Search giant Google has taken the lid of off its growth equity investment arm Google Capital. Backed by proprietary capital from its parent, the firm is being led by partners David Lawee, Scott Tierney and Gene Frantz. It is also announcing its first bet on the education sector with a $40 million investment in Renaissance Learning.
The Wisconsin company, which offers cloud-based K12 learning solutions, joins SurveyMonkey and Lending Club in the Google Capital portfolio.

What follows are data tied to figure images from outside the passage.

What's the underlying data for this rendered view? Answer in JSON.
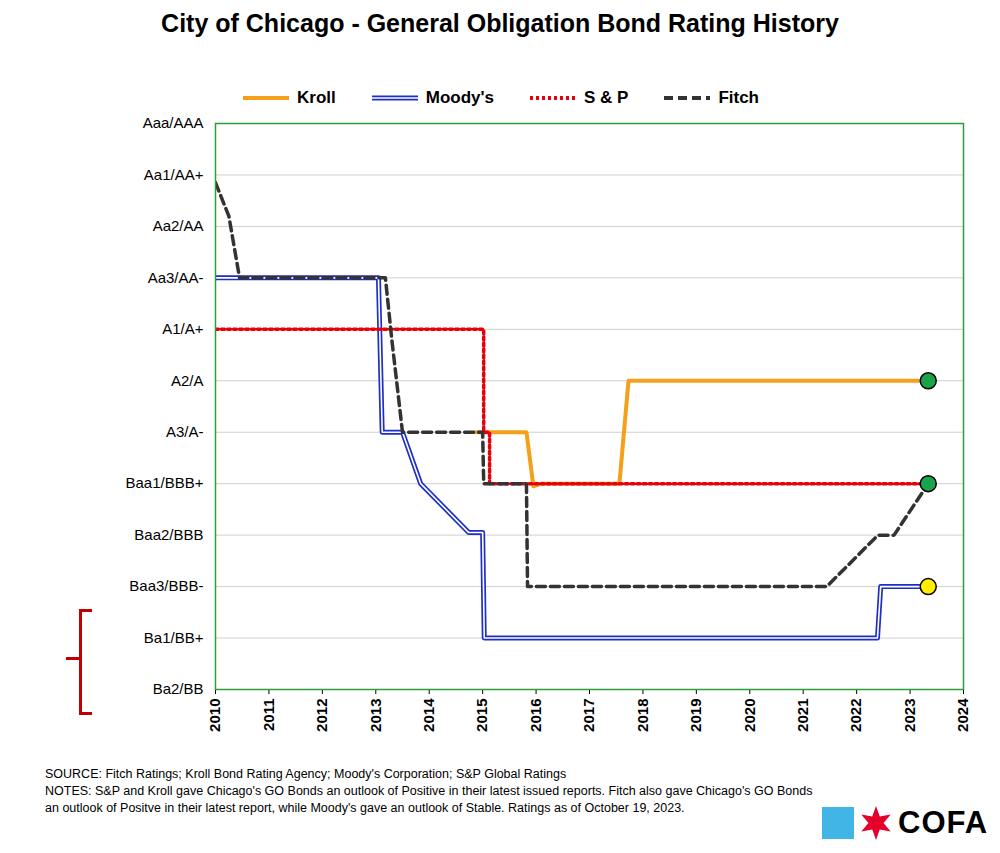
{
  "chart_data": {
    "type": "line",
    "title": "City of Chicago - General Obligation Bond Rating History",
    "xlim": [
      2010,
      2024
    ],
    "xticks": [
      2010,
      2011,
      2012,
      2013,
      2014,
      2015,
      2016,
      2017,
      2018,
      2019,
      2020,
      2021,
      2022,
      2023,
      2024
    ],
    "ylim": [
      0,
      11
    ],
    "yticks": [
      {
        "value": 0,
        "label": "Ba2/BB"
      },
      {
        "value": 1,
        "label": "Ba1/BB+"
      },
      {
        "value": 2,
        "label": "Baa3/BBB-"
      },
      {
        "value": 3,
        "label": "Baa2/BBB"
      },
      {
        "value": 4,
        "label": "Baa1/BBB+"
      },
      {
        "value": 5,
        "label": "A3/A-"
      },
      {
        "value": 6,
        "label": "A2/A"
      },
      {
        "value": 7,
        "label": "A1/A+"
      },
      {
        "value": 8,
        "label": "Aa3/AA-"
      },
      {
        "value": 9,
        "label": "Aa2/AA"
      },
      {
        "value": 10,
        "label": "Aa1/AA+"
      },
      {
        "value": 11,
        "label": "Aaa/AAA"
      }
    ],
    "grid": true,
    "legend": "top",
    "series": [
      {
        "name": "Kroll",
        "color": "#f5a01a",
        "line_style": "solid",
        "x": [
          2014.87,
          2015.82,
          2015.95,
          2016.1,
          2017.56,
          2017.73,
          2023.34
        ],
        "values": [
          5,
          5,
          3.95,
          4,
          4,
          6,
          6
        ]
      },
      {
        "name": "Moody's",
        "color": "#1f2fc4",
        "line_style": "double",
        "x": [
          2010,
          2013.05,
          2013.12,
          2013.5,
          2013.84,
          2014.74,
          2015.0,
          2015.03,
          2022.39,
          2022.45,
          2023.34
        ],
        "values": [
          8,
          8,
          5,
          5,
          4,
          3.05,
          3.05,
          1,
          1,
          2,
          2
        ]
      },
      {
        "name": "S & P",
        "color": "#e8000b",
        "line_style": "dotted",
        "x": [
          2010,
          2015.02,
          2015.02,
          2015.13,
          2015.13,
          2023.34
        ],
        "values": [
          7,
          7,
          5,
          5,
          4,
          4
        ]
      },
      {
        "name": "Fitch",
        "color": "#333333",
        "line_style": "dashed",
        "x": [
          2010,
          2010.25,
          2010.45,
          2013.18,
          2013.3,
          2013.5,
          2015.0,
          2015.02,
          2015.82,
          2015.84,
          2021.44,
          2022.4,
          2022.7,
          2023.34
        ],
        "values": [
          9.85,
          9.2,
          8,
          8,
          6.8,
          5,
          5,
          4,
          4,
          2,
          2,
          3,
          3,
          4
        ]
      }
    ],
    "end_points": {
      "x": [
        2023.34,
        2023.34,
        2023.34
      ],
      "values": [
        6,
        4,
        2
      ],
      "colors": [
        "#1aa34a",
        "#1aa34a",
        "#ffee00"
      ]
    },
    "source": "SOURCE: Fitch Ratings; Kroll Bond Rating Agency; Moody's Corporation; S&P Global Ratings",
    "notes": "NOTES: S&P and Kroll gave Chicago's GO Bonds an outlook of Positive in their latest issued reports. Fitch also gave Chicago's GO Bonds an outlook of Positve in their latest report, while Moody's gave an outlook of Stable. Ratings as of October 19, 2023.",
    "logo": "COFA"
  }
}
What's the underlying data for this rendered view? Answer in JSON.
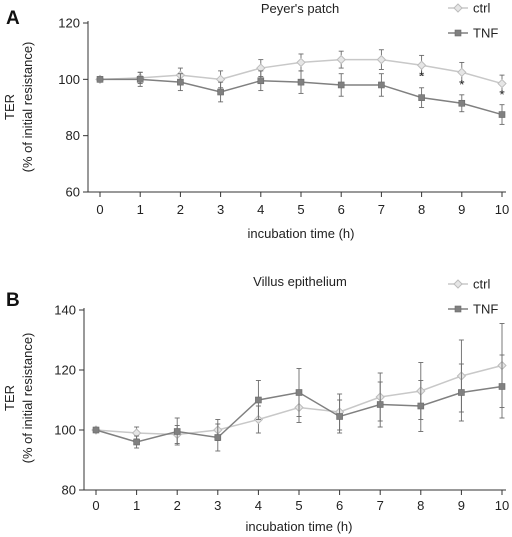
{
  "chart_data": [
    {
      "panel_label": "A",
      "type": "line",
      "title": "Peyer's patch",
      "xlabel": "incubation time (h)",
      "ylabel_lines": [
        "TER",
        "(% of initial resistance)"
      ],
      "x": [
        0,
        1,
        2,
        3,
        4,
        5,
        6,
        7,
        8,
        9,
        10
      ],
      "xlim": [
        0,
        10
      ],
      "ylim": [
        60,
        120
      ],
      "yticks": [
        60,
        80,
        100,
        120
      ],
      "grid": false,
      "legend_position": "top-right",
      "series": [
        {
          "name": "ctrl",
          "marker": "diamond",
          "color": "#c8c8c8",
          "values": [
            100,
            100.5,
            101.5,
            100,
            104,
            106,
            107,
            107,
            105,
            102.5,
            98.5
          ],
          "errors": [
            0,
            2,
            2.5,
            3,
            3,
            3,
            3,
            3.5,
            3.5,
            3.5,
            3
          ]
        },
        {
          "name": "TNF",
          "marker": "square",
          "color": "#808080",
          "values": [
            100,
            100,
            99,
            95.5,
            99.5,
            99,
            98,
            98,
            93.5,
            91.5,
            87.5
          ],
          "errors": [
            0,
            2.5,
            3,
            3.5,
            3.5,
            4,
            4,
            4,
            3.5,
            3,
            3.5
          ]
        }
      ],
      "annotations": [
        {
          "text": "*",
          "x": 8,
          "y": 99.5
        },
        {
          "text": "*",
          "x": 9,
          "y": 96.5
        },
        {
          "text": "*",
          "x": 10,
          "y": 93
        }
      ]
    },
    {
      "panel_label": "B",
      "type": "line",
      "title": "Villus epithelium",
      "xlabel": "incubation time (h)",
      "ylabel_lines": [
        "TER",
        "(% of initial resistance)"
      ],
      "x": [
        0,
        1,
        2,
        3,
        4,
        5,
        6,
        7,
        8,
        9,
        10
      ],
      "xlim": [
        0,
        10
      ],
      "ylim": [
        80,
        140
      ],
      "yticks": [
        80,
        100,
        120,
        140
      ],
      "grid": false,
      "legend_position": "top-right",
      "series": [
        {
          "name": "ctrl",
          "marker": "diamond",
          "color": "#c8c8c8",
          "values": [
            100,
            99,
            98.5,
            100,
            103.5,
            107.5,
            106,
            111,
            113,
            118,
            121.5
          ],
          "errors": [
            0,
            2,
            3,
            3.5,
            4.5,
            5,
            6,
            8,
            9.5,
            12,
            14
          ]
        },
        {
          "name": "TNF",
          "marker": "square",
          "color": "#808080",
          "values": [
            100,
            96,
            99.5,
            97.5,
            110,
            112.5,
            104.5,
            108.5,
            108,
            112.5,
            114.5
          ],
          "errors": [
            0,
            2,
            4.5,
            4.5,
            6.5,
            8,
            5.5,
            7.5,
            8.5,
            9.5,
            10.5
          ]
        }
      ],
      "annotations": []
    }
  ]
}
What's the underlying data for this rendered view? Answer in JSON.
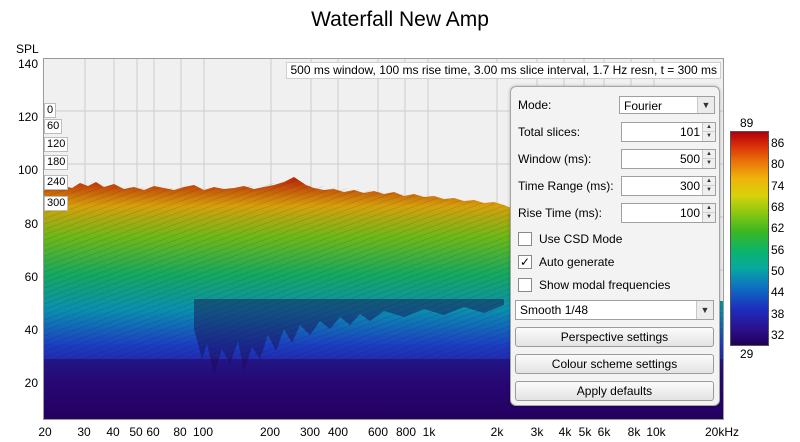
{
  "title": "Waterfall New Amp",
  "y_axis_label": "SPL",
  "y_ticks": [
    "140",
    "120",
    "100",
    "80",
    "60",
    "40",
    "20"
  ],
  "x_ticks": [
    "20",
    "30",
    "40",
    "50",
    "60",
    "80",
    "100",
    "200",
    "300",
    "400",
    "600",
    "800",
    "1k",
    "2k",
    "3k",
    "4k",
    "5k",
    "6k",
    "8k",
    "10k",
    "20kHz"
  ],
  "params_text": "500 ms window, 100 ms rise time, 3.00 ms slice interval, 1.7 Hz resn, t = 300 ms",
  "slice_labels": [
    "0",
    "60",
    "120",
    "180",
    "240",
    "300"
  ],
  "panel": {
    "mode_label": "Mode:",
    "mode_value": "Fourier",
    "total_slices_label": "Total slices:",
    "total_slices_value": "101",
    "window_label": "Window (ms):",
    "window_value": "500",
    "time_range_label": "Time Range (ms):",
    "time_range_value": "300",
    "rise_time_label": "Rise Time (ms):",
    "rise_time_value": "100",
    "use_csd_label": "Use CSD Mode",
    "use_csd_checked": false,
    "auto_generate_label": "Auto generate",
    "auto_generate_checked": true,
    "show_modal_label": "Show modal frequencies",
    "show_modal_checked": false,
    "smoothing_value": "Smooth 1/48",
    "perspective_button": "Perspective settings",
    "colour_scheme_button": "Colour scheme settings",
    "apply_defaults_button": "Apply defaults"
  },
  "colour_scale": {
    "max_label": "89",
    "min_label": "29",
    "ticks": [
      "86",
      "80",
      "74",
      "68",
      "62",
      "56",
      "50",
      "44",
      "38",
      "32"
    ],
    "colors": [
      "#1f005a",
      "#1c2fbd",
      "#08a8a0",
      "#38b723",
      "#d6d20b",
      "#e86c09",
      "#b0000a"
    ]
  },
  "check_mark": "✓"
}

Google Capital launched in stealth mode last year and kicked off deal making in January, participating in a $800 million debt and equity recapitalization deal for online survey solutions company SurveyMonkey. In May, it picked up a minority stake in peer-to-peer lending platform Lending Club as part of a $125 million secondary transaction.
“Like our colleagues at Google Ventures, our goal is to invest in the most promising companies of tomorrow, with one important difference. While Google Ventures focuses mainly on early stage investments, we’ll be looking to invest in companies solely as they hit their growth phase. That means finding companies that have already built a solid foundation and are really ready to expand their business in big ways. We’ll look across a range of industries for companies with new technologies and proven track records in their fields,” David Lawee said in a blog post announcing the formal launch of the new investment firm.
Google Ventures is Google’s early stage focused investment entity and was launched in 2009. It provides seed, venture and growth stage funding and has invested in more than 200 technology companies since its launch. However, according to a Bloomberg report, unlike Google Ventures, Google Capital will not invest in companies that compete with its parent.
Both arms have capital commitments of up to $300 million each from Google for this year, the report said.
Quick look at the senior investment team: Lawee was Google’s vice president of corporate development, managing the company’s acquisitions and investments. Before joining Google he was a founder of Xfire, an online gaming community, which was acquired by Viacom. Earlier he co-founded three other startups including Mosaic Venture Partners, a Toronto-based venture capital firm. Frantz was a partner at global private equity firm TPG Capital where he was responsible for multiple technology and telecom investments. Tierney was general partner with Steelpoint Capital, the private equity arm for Moore Capital. Before Steelpoint, he was president of Archimedes Technology Group, a nuclear technology company that was acquired by General Atomics.